Expression, refolding and purification of EGFP-D4
The EGFP-tagged D4 domain of PFO was prepared by cloning the gene coding for D4
domain of PFO into the pET8c bacterial expression vector containing the EGFP gene, using
the BamHI and MluI sites. This provided expression of the construct without or with Nterminal hexahistidine (H6). All of the following procedures were identical to those described
for the OlyA variants.
2.
Surface plasmon resonance
Surface plasmon resonance was performed at 25 °C and a flow rate of 10 µL/min (except for
deposition of LUVs, at 2 µL/min) in filtered and degassed 20 mM Tris-HCl, 140 mM NaCl,
1 mM EDTA, pH 8.0 as running buffer. The chip was equilibrated at room temperature for
30 min and cleaned with three 1-min injections of regeneration solution (100 mM NaOH:2propanol, 2:3, v/v).
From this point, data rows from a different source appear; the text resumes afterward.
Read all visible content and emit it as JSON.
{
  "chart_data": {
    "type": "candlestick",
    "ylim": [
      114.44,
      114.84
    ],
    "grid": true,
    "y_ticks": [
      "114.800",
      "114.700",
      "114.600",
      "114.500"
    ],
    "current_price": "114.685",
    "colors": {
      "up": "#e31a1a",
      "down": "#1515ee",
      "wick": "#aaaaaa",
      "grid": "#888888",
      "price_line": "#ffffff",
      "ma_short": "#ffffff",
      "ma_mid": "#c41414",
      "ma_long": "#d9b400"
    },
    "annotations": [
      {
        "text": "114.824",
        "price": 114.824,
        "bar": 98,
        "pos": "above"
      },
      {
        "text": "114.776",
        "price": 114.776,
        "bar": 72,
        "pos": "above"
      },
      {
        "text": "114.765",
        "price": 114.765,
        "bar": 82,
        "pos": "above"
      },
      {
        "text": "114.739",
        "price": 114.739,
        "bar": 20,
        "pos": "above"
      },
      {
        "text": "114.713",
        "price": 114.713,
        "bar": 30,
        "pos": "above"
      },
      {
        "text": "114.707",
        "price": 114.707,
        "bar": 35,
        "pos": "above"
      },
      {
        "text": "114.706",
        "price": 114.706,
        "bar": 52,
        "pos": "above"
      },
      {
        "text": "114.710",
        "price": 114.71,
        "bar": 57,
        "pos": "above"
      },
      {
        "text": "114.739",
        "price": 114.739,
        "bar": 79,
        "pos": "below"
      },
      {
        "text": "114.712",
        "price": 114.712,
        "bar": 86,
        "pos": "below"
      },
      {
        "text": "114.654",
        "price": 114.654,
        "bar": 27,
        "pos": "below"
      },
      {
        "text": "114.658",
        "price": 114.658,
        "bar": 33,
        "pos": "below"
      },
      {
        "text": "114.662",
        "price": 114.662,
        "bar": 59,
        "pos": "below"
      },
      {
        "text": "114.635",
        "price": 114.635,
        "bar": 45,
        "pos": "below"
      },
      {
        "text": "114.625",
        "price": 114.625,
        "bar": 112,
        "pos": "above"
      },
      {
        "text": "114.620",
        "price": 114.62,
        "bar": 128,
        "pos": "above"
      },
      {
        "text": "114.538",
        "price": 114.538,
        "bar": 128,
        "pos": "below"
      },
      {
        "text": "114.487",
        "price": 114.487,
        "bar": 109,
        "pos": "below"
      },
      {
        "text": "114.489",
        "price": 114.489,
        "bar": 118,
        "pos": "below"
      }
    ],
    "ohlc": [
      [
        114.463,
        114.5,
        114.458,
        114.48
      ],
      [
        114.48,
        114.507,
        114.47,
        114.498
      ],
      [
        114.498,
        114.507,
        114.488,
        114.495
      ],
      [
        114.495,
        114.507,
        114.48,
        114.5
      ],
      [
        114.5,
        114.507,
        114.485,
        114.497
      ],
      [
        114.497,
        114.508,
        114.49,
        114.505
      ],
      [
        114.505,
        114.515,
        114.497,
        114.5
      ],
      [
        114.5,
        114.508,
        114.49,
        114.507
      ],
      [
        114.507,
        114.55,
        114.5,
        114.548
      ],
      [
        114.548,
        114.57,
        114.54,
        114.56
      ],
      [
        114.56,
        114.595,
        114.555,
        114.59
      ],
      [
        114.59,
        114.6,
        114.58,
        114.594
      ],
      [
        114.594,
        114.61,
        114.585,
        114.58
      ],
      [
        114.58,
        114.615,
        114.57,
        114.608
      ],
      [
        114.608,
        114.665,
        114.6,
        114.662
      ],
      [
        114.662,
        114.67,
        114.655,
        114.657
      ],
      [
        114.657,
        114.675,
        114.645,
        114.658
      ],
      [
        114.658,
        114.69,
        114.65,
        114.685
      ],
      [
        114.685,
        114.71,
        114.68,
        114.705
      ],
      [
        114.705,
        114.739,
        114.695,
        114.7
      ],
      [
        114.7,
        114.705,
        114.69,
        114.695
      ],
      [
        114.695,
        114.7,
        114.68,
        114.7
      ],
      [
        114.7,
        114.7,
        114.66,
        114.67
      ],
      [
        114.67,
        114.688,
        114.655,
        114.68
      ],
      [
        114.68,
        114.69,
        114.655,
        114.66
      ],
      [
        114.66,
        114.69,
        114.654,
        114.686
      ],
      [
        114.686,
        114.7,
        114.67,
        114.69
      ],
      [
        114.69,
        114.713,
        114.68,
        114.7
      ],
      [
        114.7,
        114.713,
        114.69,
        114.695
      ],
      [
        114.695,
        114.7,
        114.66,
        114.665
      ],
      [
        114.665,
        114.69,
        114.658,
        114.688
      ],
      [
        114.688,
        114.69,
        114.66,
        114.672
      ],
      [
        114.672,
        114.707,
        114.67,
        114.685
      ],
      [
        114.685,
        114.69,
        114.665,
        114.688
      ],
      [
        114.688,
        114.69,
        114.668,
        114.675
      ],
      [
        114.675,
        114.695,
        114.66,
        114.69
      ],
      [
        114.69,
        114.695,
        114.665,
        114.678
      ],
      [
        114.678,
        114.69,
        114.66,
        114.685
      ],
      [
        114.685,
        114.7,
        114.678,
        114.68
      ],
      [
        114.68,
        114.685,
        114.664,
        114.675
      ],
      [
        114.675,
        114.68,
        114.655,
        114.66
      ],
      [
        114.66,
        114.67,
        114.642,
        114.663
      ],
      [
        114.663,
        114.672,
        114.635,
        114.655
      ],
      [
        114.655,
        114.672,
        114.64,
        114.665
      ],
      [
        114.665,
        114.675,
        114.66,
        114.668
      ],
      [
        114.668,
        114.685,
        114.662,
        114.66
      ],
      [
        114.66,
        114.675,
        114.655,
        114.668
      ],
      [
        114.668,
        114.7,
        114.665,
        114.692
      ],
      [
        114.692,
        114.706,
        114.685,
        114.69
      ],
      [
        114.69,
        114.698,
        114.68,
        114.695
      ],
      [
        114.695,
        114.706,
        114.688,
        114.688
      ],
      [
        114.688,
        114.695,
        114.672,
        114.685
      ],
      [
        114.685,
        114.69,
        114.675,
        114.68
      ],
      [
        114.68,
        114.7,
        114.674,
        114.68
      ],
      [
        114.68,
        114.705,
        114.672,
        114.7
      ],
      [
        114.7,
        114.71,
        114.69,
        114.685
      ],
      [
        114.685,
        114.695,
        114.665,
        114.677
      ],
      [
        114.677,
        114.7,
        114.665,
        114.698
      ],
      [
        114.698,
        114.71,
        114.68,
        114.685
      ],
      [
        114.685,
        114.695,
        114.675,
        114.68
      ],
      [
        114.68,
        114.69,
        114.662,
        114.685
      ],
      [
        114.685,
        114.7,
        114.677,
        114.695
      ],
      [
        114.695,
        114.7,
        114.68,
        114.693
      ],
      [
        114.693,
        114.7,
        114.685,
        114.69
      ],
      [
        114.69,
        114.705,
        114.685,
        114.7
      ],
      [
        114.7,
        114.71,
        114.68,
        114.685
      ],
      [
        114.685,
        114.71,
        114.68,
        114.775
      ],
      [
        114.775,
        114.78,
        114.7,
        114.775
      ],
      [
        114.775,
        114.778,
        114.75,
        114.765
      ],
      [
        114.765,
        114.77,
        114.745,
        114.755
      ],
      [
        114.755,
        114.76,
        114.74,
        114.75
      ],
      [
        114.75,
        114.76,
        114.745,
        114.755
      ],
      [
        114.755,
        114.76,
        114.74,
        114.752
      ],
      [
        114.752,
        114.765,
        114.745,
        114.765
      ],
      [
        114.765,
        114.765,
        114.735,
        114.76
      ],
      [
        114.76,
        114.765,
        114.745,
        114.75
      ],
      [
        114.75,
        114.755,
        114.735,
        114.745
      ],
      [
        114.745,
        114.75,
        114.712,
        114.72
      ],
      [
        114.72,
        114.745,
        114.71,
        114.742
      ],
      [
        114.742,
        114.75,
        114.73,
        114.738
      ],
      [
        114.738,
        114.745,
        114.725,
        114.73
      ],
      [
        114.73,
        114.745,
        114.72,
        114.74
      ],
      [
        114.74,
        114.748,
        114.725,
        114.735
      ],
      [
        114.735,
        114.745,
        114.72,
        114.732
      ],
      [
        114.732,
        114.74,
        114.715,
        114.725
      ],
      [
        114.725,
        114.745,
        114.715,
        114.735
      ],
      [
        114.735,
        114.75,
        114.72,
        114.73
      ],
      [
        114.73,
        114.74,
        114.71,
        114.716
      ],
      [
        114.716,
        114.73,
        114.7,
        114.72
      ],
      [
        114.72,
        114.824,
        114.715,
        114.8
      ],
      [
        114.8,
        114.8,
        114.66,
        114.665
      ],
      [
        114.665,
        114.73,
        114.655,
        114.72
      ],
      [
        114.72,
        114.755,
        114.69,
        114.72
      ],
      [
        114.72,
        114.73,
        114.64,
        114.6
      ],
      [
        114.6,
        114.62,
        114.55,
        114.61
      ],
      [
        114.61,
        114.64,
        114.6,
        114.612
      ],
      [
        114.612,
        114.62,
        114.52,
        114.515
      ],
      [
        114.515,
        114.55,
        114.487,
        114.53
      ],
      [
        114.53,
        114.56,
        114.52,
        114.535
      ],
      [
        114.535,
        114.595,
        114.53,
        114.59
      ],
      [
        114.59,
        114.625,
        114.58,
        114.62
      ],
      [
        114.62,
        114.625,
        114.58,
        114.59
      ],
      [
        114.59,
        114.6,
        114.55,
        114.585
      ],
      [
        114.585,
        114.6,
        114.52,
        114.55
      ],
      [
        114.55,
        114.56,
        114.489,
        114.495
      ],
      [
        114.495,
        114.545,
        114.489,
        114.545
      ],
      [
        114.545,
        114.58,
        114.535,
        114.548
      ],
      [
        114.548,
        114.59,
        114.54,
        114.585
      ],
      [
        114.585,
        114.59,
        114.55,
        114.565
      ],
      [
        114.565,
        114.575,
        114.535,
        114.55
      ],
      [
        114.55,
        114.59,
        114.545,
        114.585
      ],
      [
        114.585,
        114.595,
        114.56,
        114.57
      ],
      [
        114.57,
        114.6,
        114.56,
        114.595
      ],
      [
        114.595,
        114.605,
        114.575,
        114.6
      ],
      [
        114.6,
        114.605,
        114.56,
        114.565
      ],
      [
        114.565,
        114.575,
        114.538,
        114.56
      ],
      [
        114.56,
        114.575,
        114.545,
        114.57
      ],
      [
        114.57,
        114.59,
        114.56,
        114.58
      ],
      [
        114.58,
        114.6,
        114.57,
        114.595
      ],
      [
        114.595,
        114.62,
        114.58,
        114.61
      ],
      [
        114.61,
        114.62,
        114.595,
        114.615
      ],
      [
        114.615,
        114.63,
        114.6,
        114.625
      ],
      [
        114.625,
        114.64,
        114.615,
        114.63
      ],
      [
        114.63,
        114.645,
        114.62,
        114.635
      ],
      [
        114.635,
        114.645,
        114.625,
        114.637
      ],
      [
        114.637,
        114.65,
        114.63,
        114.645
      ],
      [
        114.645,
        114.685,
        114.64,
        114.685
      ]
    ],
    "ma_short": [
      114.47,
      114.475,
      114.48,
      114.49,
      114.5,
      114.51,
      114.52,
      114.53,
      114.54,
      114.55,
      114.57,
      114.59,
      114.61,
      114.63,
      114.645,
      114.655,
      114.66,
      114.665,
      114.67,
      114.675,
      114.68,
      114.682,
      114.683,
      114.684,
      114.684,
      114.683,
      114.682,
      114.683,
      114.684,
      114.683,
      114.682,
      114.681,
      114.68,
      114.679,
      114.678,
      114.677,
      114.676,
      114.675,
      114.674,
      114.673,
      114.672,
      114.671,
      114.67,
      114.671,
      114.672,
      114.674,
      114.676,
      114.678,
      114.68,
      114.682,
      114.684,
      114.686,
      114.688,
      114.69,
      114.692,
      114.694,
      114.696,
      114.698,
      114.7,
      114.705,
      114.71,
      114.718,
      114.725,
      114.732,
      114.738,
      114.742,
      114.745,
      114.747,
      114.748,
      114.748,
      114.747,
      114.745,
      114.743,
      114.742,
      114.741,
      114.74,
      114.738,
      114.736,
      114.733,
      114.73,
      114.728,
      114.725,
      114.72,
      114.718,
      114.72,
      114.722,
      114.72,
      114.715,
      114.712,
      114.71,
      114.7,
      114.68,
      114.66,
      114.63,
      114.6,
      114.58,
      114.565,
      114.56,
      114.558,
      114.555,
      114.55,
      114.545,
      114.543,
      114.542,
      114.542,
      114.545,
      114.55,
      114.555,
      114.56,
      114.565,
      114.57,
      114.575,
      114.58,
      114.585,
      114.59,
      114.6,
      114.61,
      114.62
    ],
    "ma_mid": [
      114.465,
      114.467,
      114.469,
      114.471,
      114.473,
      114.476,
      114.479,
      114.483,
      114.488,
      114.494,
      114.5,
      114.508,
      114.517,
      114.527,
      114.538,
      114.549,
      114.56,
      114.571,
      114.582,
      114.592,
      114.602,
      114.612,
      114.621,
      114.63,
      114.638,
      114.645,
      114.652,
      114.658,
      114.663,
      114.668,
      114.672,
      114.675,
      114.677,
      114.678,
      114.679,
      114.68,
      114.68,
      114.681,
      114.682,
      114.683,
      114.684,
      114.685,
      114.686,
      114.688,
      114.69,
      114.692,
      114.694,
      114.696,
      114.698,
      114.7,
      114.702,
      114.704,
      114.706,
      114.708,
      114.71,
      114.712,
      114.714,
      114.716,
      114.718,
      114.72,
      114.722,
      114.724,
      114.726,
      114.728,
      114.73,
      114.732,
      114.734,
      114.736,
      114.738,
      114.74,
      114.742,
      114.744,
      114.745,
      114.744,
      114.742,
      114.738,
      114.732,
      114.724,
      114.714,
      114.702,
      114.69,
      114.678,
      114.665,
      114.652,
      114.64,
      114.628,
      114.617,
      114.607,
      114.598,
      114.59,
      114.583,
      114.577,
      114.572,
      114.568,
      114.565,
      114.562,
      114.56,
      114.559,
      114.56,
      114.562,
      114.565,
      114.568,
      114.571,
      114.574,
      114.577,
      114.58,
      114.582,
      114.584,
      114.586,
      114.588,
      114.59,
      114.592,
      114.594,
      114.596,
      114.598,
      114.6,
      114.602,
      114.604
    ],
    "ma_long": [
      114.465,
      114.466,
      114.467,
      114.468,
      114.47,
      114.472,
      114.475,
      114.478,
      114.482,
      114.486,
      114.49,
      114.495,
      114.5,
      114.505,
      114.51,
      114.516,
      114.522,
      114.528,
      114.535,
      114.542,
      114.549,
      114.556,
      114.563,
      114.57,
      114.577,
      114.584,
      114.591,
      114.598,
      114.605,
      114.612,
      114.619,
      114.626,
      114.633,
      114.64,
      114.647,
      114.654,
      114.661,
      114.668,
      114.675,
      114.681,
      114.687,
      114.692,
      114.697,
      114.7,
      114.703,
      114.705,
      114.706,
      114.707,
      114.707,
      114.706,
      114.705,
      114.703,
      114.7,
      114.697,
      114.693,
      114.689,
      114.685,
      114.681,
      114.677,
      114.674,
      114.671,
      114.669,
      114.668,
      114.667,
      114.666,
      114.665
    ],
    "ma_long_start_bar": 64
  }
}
The LUVs of various lipid compositions (1 mM lipid in running buffer)
were injected across the sample and reference flow cell to reach approximately 10,000
±1,000 RU. Loosely adsorbed lipids were washed out with two consecutive 1-min injections
of 100 mM NaOH and the exposed lipophilic groups on the chip were saturated with a 1-min
injection of 0.1 mg/mL bovine serum albumin in the running buffer, to minimize non-specific
binding of protein to the microfluidic system.
3.
Determination of the level of polarization of MDCK cells
MDCK cells were grown for 2 days on glass coverslips, washed with PBS, fixed in 4%
paraformaldehyde (in PBS) for 20 min at 25 °C, and permeabilised with Triton X-100 (0.5%)
for 5 min at 4 °C. The cells were the immunolabelled with primary rabbit anti-occludin
(1:400) and secondary goat anti-rabbit Alexa 488-conjugated antibodies (1:500), to determine
the tight junctions between the cells.
4.
Anti-phosphotyrosine assay
Anti-phosphotyrosine assays [Cieśla et al., 2011] were carried out to investigate whether
OlyA-mCherry binding influences signalling pathways in MDCK cells that are mediated by
tyrosine kinases. The cells were grown on glass coverslips, and after 2 days they were
exposed to 1 µM OlyA-mCherry for 10 min, detached, homogenised, and prepared for
Western blotting.
Cieśla J, Frączyk T, Rode W (2011) Phosphorylation of basic amino acid residues in proteins:
important but easily missed. Acta Biochim Pol 58:137-148.